Follow the same steps as above to get to the Proportions Test dialog box. We don't need to specify a Data Set, so make sure nothing is entered in this field. In the Success Variable field, put c(292, 397), and put c(658,1580) in the Trials Variable field. Leave the Proportions Variable field blank (defaults to difference of proportions equals zero). The Alternative Hypothesis is two.sided and the Confidence Level is 0.95. Finally, unselect the Apply Yates' Continuity Correction box. Press OK.

Compare your answers to that in the book. Again, the answers may be slightly different. Again, note the relationship between the chi-square and the z statistic.

Contingency Tables

Next, we use S-Plus to analyze data from r x c contingency tables. We can either enter the counts as a contingency table directly into a data set or we can enter the raw data as two columns and have the program automatically tabulate the counts. Once the data are entered we have to decide if they are independent samples (and thus we should use the chi-square test) or if the observations are "paired" or matched (in which case we should use McNemar's test; we'll discuss this next week in lecture)

Look at the description of exercise 20 and exercise 21 in Chapter 15 -- Which tests should be used? How many levels do the two "factors" have?

Let's start with exercise 20. Download and read in the data for exercise 20, angio. Each row corresponds to one site. Look at row one; what type of geographic area and appropriate use does this site have?

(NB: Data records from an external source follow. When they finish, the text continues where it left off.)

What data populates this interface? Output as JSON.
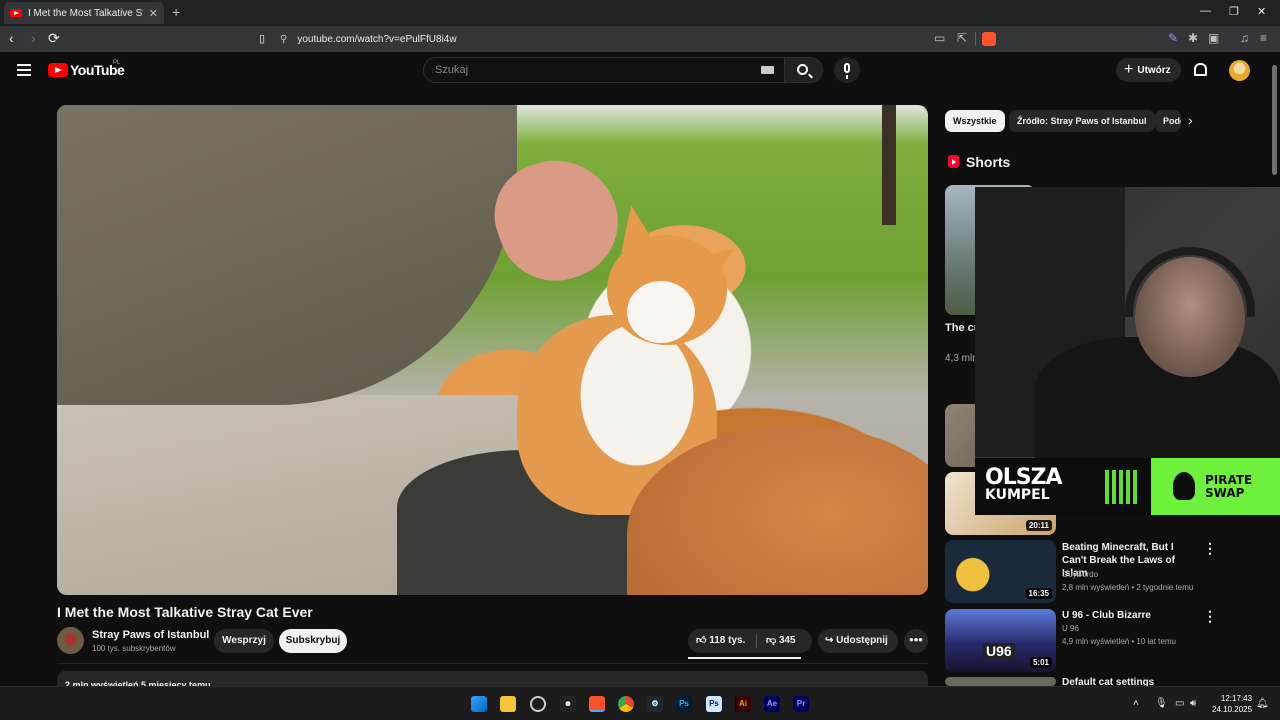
{
  "browser": {
    "tab_title": "I Met the Most Talkative Stray Cat Ever - YouTube",
    "tab_close": "✕",
    "new_tab": "+",
    "url": "youtube.com/watch?v=ePulFfU8i4w",
    "window_controls": {
      "minimize": "—",
      "maximize": "❐",
      "close": "✕"
    }
  },
  "youtube": {
    "logo_text": "YouTube",
    "country": "PL",
    "search_placeholder": "Szukaj",
    "create_label": "Utwórz"
  },
  "video": {
    "title": "I Met the Most Talkative Stray Cat Ever",
    "channel": "Stray Paws of Istanbul",
    "subscribers": "100 tys. subskrybentów",
    "join_label": "Wesprzyj",
    "subscribe_label": "Subskrybuj",
    "likes": "118 tys.",
    "dislikes": "345",
    "share_label": "Udostępnij",
    "more_label": "•••",
    "description_meta": "2 mln wyświetleń  5 miesięcy temu"
  },
  "filters": {
    "chips": [
      "Wszystkie",
      "Źródło: Stray Paws of Istanbul",
      "Podobne"
    ],
    "next": "›"
  },
  "shorts": {
    "heading": "Shorts",
    "item": {
      "title": "The cute street",
      "views": "4,3 mln wyświetleń"
    }
  },
  "overlay": {
    "sponsor1_line1": "OLSZA",
    "sponsor1_line2": "KUMPEL",
    "sponsor2_line1": "PIRATE",
    "sponsor2_line2": "SWAP"
  },
  "recommendations": [
    {
      "duration": "20:11"
    },
    {
      "title": "Beating Minecraft, But I Can't Break the Laws of Islam",
      "channel": "GuyBordo",
      "meta": "2,8 mln wyświetleń • 2 tygodnie temu",
      "duration": "16:35"
    },
    {
      "title": "U 96 - Club Bizarre",
      "channel": "U 96",
      "meta": "4,9 mln wyświetleń • 10 lat temu",
      "duration": "5:01",
      "thumb_text": "U96"
    },
    {
      "title": "Default cat settings"
    }
  ],
  "taskbar": {
    "apps": [
      "Ps",
      "Ps",
      "Ai",
      "Ae",
      "Pr"
    ],
    "time": "12:17:43",
    "date": "24.10.2025"
  },
  "colors": {
    "youtube_red": "#ff0000",
    "bg": "#0f0f0f",
    "chip_active": "#f1f1f1",
    "pirate_green": "#6ef03c"
  }
}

To construct a contingency table from the raw data, navigate the menus: Statistics>Data Summaries>Crosstabulations...Select <all> for the variables, then click OK. The table with various summaries will appear in the report window (we've seen something similar in our notes). There is a chi-square statistic in this output which is not appropriate if the data are paired. Conclusions?

To carry out either a chi-square test or McNemar's test, navigate the menus: Statistics>Compare Samples> Counts and Proportions. Then, select either the Chi-square Test... or McNemar's Test... depending on which is appropriate.

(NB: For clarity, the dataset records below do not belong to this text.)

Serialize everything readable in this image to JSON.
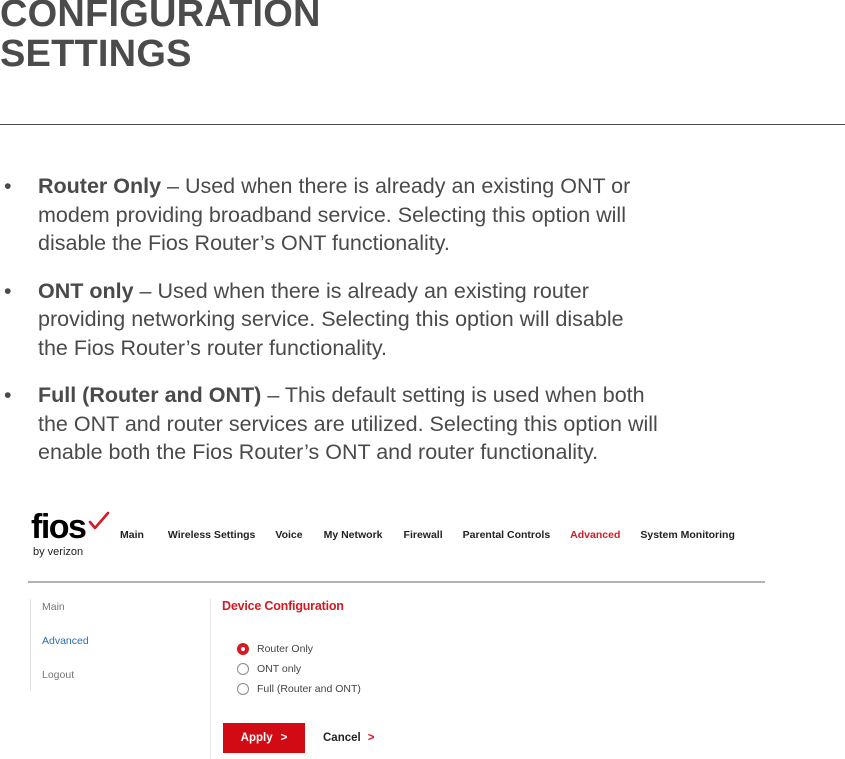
{
  "document": {
    "title_lines": [
      "CONFIGURATION",
      "SETTINGS"
    ],
    "bullet_glyph": "•",
    "bullets": [
      {
        "term": "Router Only",
        "lines": [
          " – Used when there is already an existing ONT or",
          "modem providing broadband service. Selecting this option will",
          "disable the Fios Router’s ONT functionality."
        ]
      },
      {
        "term": "ONT only",
        "lines": [
          " – Used when there is already an existing router",
          "providing networking service. Selecting this option will disable",
          "the Fios Router’s router functionality."
        ]
      },
      {
        "term": "Full (Router and ONT)",
        "lines": [
          " – This default setting is used when both",
          "the ONT and router services are utilized. Selecting this option will",
          "enable both the Fios Router’s ONT and router functionality."
        ]
      }
    ]
  },
  "router_ui": {
    "logo": {
      "brand": "fios",
      "sub": "by verizon",
      "check_icon": "checkmark-icon"
    },
    "top_nav": [
      {
        "label": "Main",
        "active": false
      },
      {
        "label": "Wireless Settings",
        "active": false
      },
      {
        "label": "Voice",
        "active": false
      },
      {
        "label": "My Network",
        "active": false
      },
      {
        "label": "Firewall",
        "active": false
      },
      {
        "label": "Parental Controls",
        "active": false
      },
      {
        "label": "Advanced",
        "active": true
      },
      {
        "label": "System Monitoring",
        "active": false
      }
    ],
    "side_nav": [
      {
        "label": "Main",
        "active": false
      },
      {
        "label": "Advanced",
        "active": true
      },
      {
        "label": "Logout",
        "active": false
      }
    ],
    "panel_title": "Device Configuration",
    "radio_options": [
      {
        "label": "Router Only",
        "checked": true
      },
      {
        "label": "ONT only",
        "checked": false
      },
      {
        "label": "Full (Router and ONT)",
        "checked": false
      }
    ],
    "apply_label": "Apply",
    "cancel_label": "Cancel",
    "chevron_glyph": ">"
  },
  "colors": {
    "accent_red": "#d51a24",
    "button_red": "#d10a14",
    "link_blue": "#2d6db5",
    "text_gray": "#4a4a4a"
  }
}
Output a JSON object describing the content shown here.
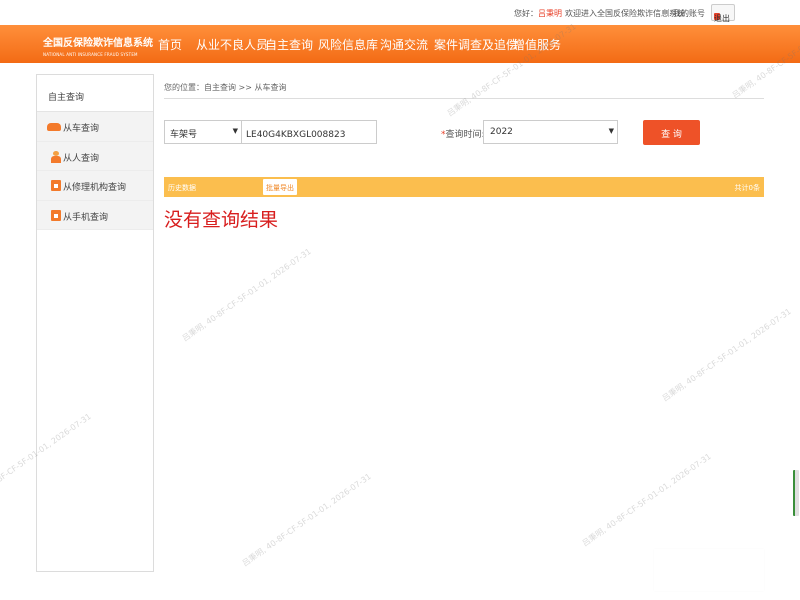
{
  "topbar": {
    "greeting": "您好：",
    "username": "吕秉明",
    "welcome": "欢迎进入全国反保险欺诈信息系统",
    "separator": "|",
    "my_account": "我的账号",
    "logout": "退出"
  },
  "logo": {
    "title_cn": "全国反保险欺诈信息系统",
    "title_en": "NATIONAL ANTI INSURANCE FRAUD SYSTEM"
  },
  "nav": {
    "items": [
      "首页",
      "从业不良人员",
      "自主查询",
      "风险信息库",
      "沟通交流",
      "案件调查及追偿",
      "增值服务"
    ]
  },
  "sidebar": {
    "header": "自主查询",
    "items": [
      "从车查询",
      "从人查询",
      "从修理机构查询",
      "从手机查询"
    ]
  },
  "breadcrumb": "您的位置：自主查询 >> 从车查询",
  "search": {
    "type_value": "车架号",
    "vin_value": "LE40G4KBXGL008823",
    "time_label": "查询时间:",
    "year_value": "2022",
    "query_button": "查 询"
  },
  "results": {
    "history_label": "历史数据",
    "export_button": "批量导出",
    "total_text": "共计0条",
    "empty_message": "没有查询结果"
  },
  "watermark": {
    "text": "吕秉明, 40-8F-CF-5F-01-01, 2026-07-31"
  }
}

In either case, because we have the raw data, specify that site is Variable 1 and appropro is Variable 2 (or in the other order). Do not click the box indicating data is a contingency table. Click OK; the output will be in the Reports Window.

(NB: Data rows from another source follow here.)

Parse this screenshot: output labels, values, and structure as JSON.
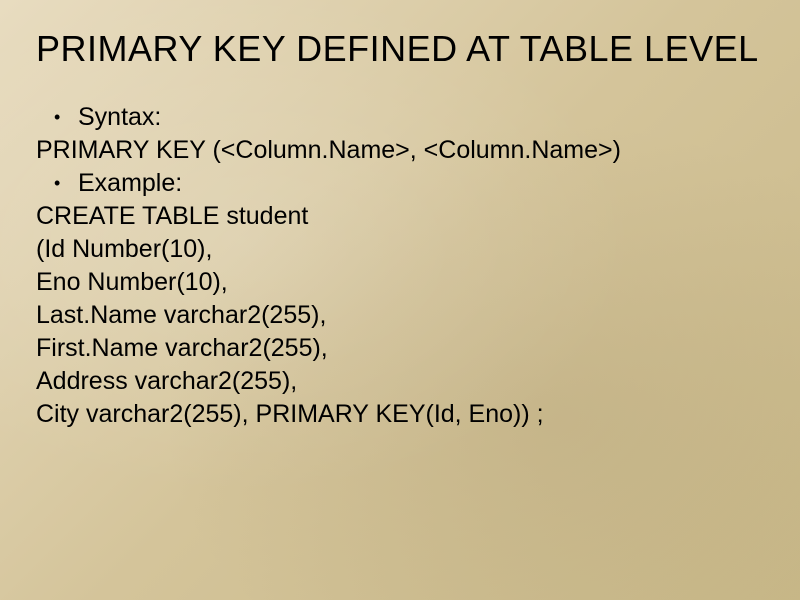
{
  "title": "PRIMARY KEY DEFINED AT TABLE LEVEL",
  "lines": {
    "l1": "Syntax:",
    "l2": "PRIMARY KEY (<Column.Name>, <Column.Name>)",
    "l3": "Example:",
    "l4": "CREATE TABLE student",
    "l5": "(Id Number(10),",
    "l6": "Eno Number(10),",
    "l7": "Last.Name varchar2(255),",
    "l8": "First.Name varchar2(255),",
    "l9": "Address varchar2(255),",
    "l10": "City varchar2(255), PRIMARY KEY(Id, Eno)) ;"
  }
}
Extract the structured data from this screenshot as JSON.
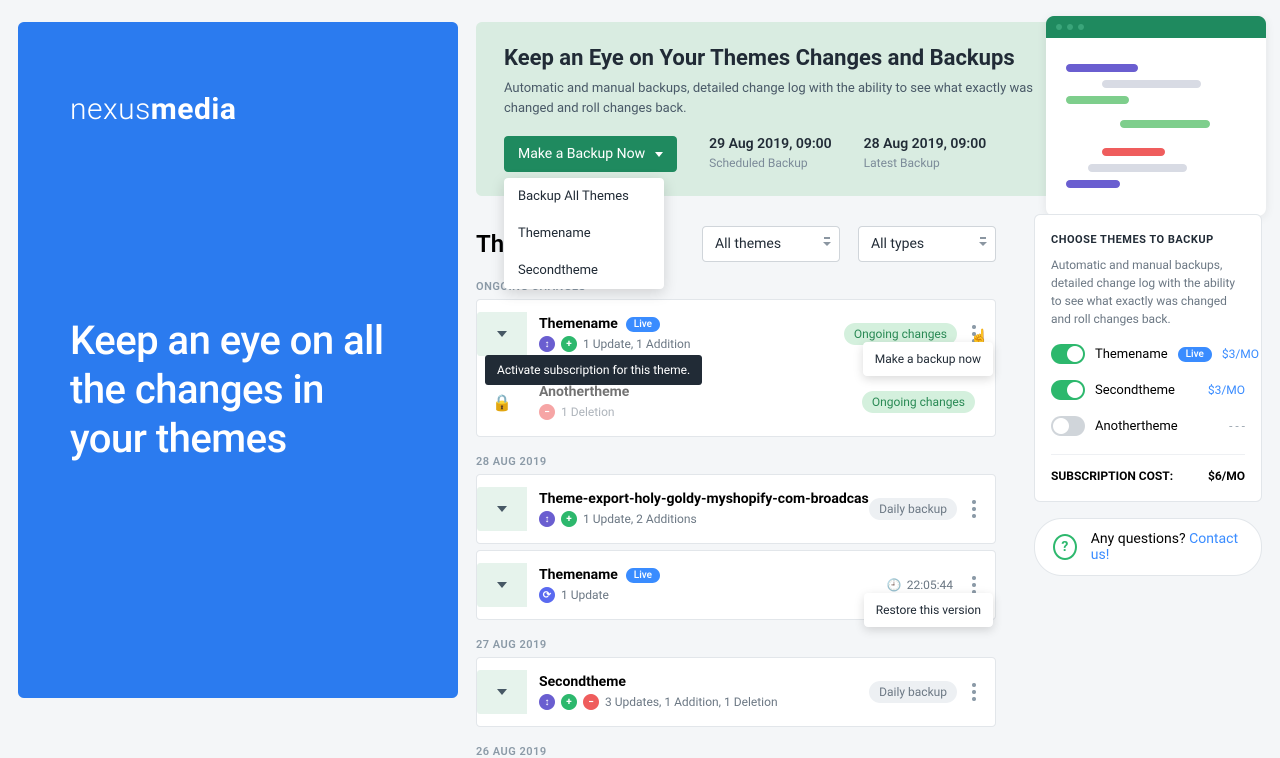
{
  "hero": {
    "logo_light": "nexus",
    "logo_bold": "media",
    "title": "Keep an eye on all the changes in your themes"
  },
  "banner": {
    "title": "Keep an Eye on Your Themes Changes and Backups",
    "subtitle": "Automatic and manual backups, detailed change log with the ability to see what exactly was changed and roll changes back.",
    "backup_button": "Make a Backup Now",
    "dropdown": [
      "Backup All Themes",
      "Themename",
      "Secondtheme"
    ],
    "scheduled_date": "29 Aug 2019, 09:00",
    "scheduled_label": "Scheduled Backup",
    "latest_date": "28 Aug 2019, 09:00",
    "latest_label": "Latest Backup"
  },
  "filters": {
    "heading_clipped": "Th",
    "themes": "All themes",
    "types": "All types"
  },
  "labels": {
    "ongoing": "ONGOING CHANGES",
    "aug28": "28 AUG 2019",
    "aug27": "27 AUG 2019",
    "aug26": "26 AUG 2019",
    "tooltip": "Activate subscription for this theme.",
    "make_backup": "Make a backup now",
    "restore": "Restore this version",
    "live": "Live"
  },
  "rows": {
    "r1": {
      "name": "Themename",
      "meta": "1 Update, 1 Addition",
      "pill": "Ongoing changes"
    },
    "r2": {
      "name": "Anothertheme",
      "meta": "1 Deletion",
      "pill": "Ongoing changes"
    },
    "r3": {
      "name": "Theme-export-holy-goldy-myshopify-com-broadcas",
      "meta": "1 Update, 2 Additions",
      "pill": "Daily backup"
    },
    "r4": {
      "name": "Themename",
      "meta": "1 Update",
      "time": "22:05:44"
    },
    "r5": {
      "name": "Secondtheme",
      "meta": "3 Updates, 1 Addition, 1 Deletion",
      "pill": "Daily backup"
    }
  },
  "sidebar": {
    "title": "CHOOSE THEMES TO BACKUP",
    "text": "Automatic and manual backups, detailed change log  with the ability to see what exactly was changed and roll changes back.",
    "items": [
      {
        "name": "Themename",
        "on": true,
        "live": true,
        "price": "$3/MO"
      },
      {
        "name": "Secondtheme",
        "on": true,
        "live": false,
        "price": "$3/MO"
      },
      {
        "name": "Anothertheme",
        "on": false,
        "live": false,
        "price": "- - -"
      }
    ],
    "cost_label": "SUBSCRIPTION COST:",
    "cost_value": "$6/MO",
    "contact_q": "Any questions? ",
    "contact_link": "Contact us!"
  }
}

Repeat these steps for the alcohol data in exercise 21.

What conclusions would you make? You should be able to identify the hypotheses being tested, know which procedure to use, and be able to interpret the output from a test.

For practice: given the summary contingency tables from the crosstabulation output, go back and verify the test statistics by hand.

etc.

For checking other homework exercises, you may enter the contingency table as a new data set. Go to the File menu, and select New... then Data set. Enter the data for the r rows and c columns as a table. To carry out a chi-square or McNemar's test, navigate the menus:Statistics>Compare Samples>Counts and Proportions and then the corresponding test that you would like to do. Rather than specifying Variable 1 and Variable 2, click the box that indicates that this is a contingency table.